High energy prices have been consistently highlighted by steelmakers and other industrial energy users as significant contributors to the operational disadvantages faced by UK manufacturers.
Current estimates from UK Steel suggest that electricity costs for UK producers could be as much as 50% higher than those encountered by their French and German counterparts.
Recent analyses indicate that UK companies are expected to pay around £68 per megawatt hour (MWh) for electricity in 2023, contrasted with £44 in France and £52 in Germany.
The UK steel sector is grappling with the ramifications of a global oversupply, particularly from China, compounded by the tariff policies introduced during
Donald Trump's presidency.
In March 2018, President Trump enacted a 25% tariff on imported steel and aluminium, aimed at promoting domestic manufacturing within the United States, which has influenced global market dynamics.
Liam Bates, president of long products at Marcegaglia Stainless based in Sheffield, emphasized the critical importance of competitive energy pricing for the steel industry’s sustainability.

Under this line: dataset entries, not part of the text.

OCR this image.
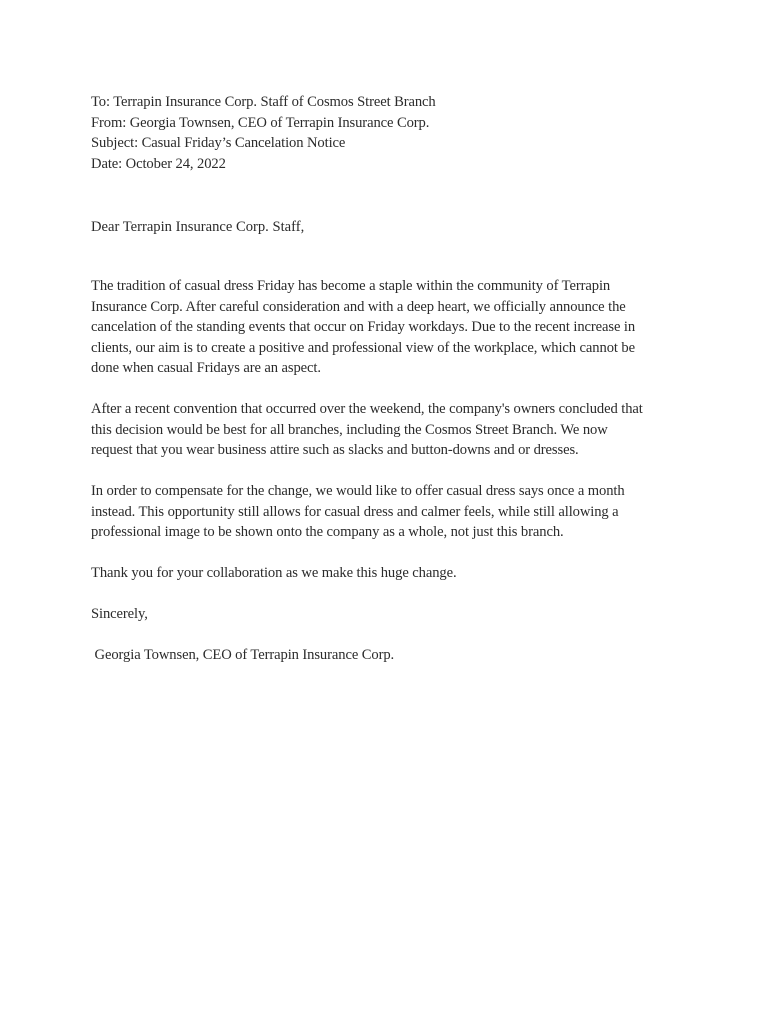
To: Terrapin Insurance Corp. Staff of Cosmos Street Branch
From: Georgia Townsen, CEO of Terrapin Insurance Corp.
Subject: Casual Friday’s Cancelation Notice
Date: October 24, 2022
Dear Terrapin Insurance Corp. Staff,

The tradition of casual dress Friday has become a staple within the community of Terrapin
Insurance Corp. After careful consideration and with a deep heart, we officially announce the
cancelation of the standing events that occur on Friday workdays. Due to the recent increase in
clients, our aim is to create a positive and professional view of the workplace, which cannot be
done when casual Fridays are an aspect.

After a recent convention that occurred over the weekend, the company's owners concluded that
this decision would be best for all branches, including the Cosmos Street Branch. We now
request that you wear business attire such as slacks and button-downs and or dresses.

In order to compensate for the change, we would like to offer casual dress says once a month
instead. This opportunity still allows for casual dress and calmer feels, while still allowing a
professional image to be shown onto the company as a whole, not just this branch.

Thank you for your collaboration as we make this huge change.

Sincerely,
Georgia Townsen, CEO of Terrapin Insurance Corp.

He noted, "You need to have good energy supply, and competitive energy pricing.
At this time, when there is a struggle, it would help."
The British steel industry has attributed higher operational costs to various factors, including a heavy dependence on gas-fired power generation, limited access to cheaper electricity through subsea cables, and relatively lower subsidies compared to competitors in Europe.
The proposed CfD framework would involve the government compensating energy-intensive industrial users whenever electricity costs exceed a predetermined threshold, while users would return this subsidy if prices fall below that baseline.
Projections from consultancy firm Baringa suggest that aligning UK electricity prices with those of France could incur an estimated cost of 17p per megawatt, equating to approximately £51 million annually from 2026 to 2030, with potential cost increases should more manufacturers establish operations in the UK.
Advocates within the steel industry assert that such a pricing mechanism would enhance the investment landscape in the UK. However, it remains uncertain whether the government would endorse a policy that could expose it to considerable liabilities if global gas prices were to rise significantly.
Additionally, the Labour Party's manifesto includes pledges to reduce industrial electricity costs.
Frank Aaskov, UK Steel's director of energy and climate change policy, commented on the competitive challenges facing the British steel industry, stating, "The British steel industry is at a severe competitive disadvantage due to long-term high electricity costs.
The UK is an outlier, as European competitors benefit from government wholesale price mechanisms that shield them from high power prices."
Currently, the UK government has allocated a £2.5 billion fund intended for investment in the steel sector, which aims to facilitate the industry's transition to net zero emissions.
This fund is meant to support upgrades, including a shift from traditional blast furnaces to more environmentally friendly electric arc furnaces.
Conversely, some executives have voiced concerns that the government might achieve greater impact by redirecting this funding towards reducing energy prices rather than focusing exclusively on technological advancements.
Furthermore, various UK steel manufacturers are advocating for the implementation of safeguard tariffs to mitigate the effects of trade diversions linked to the tariffs imposed by the United States.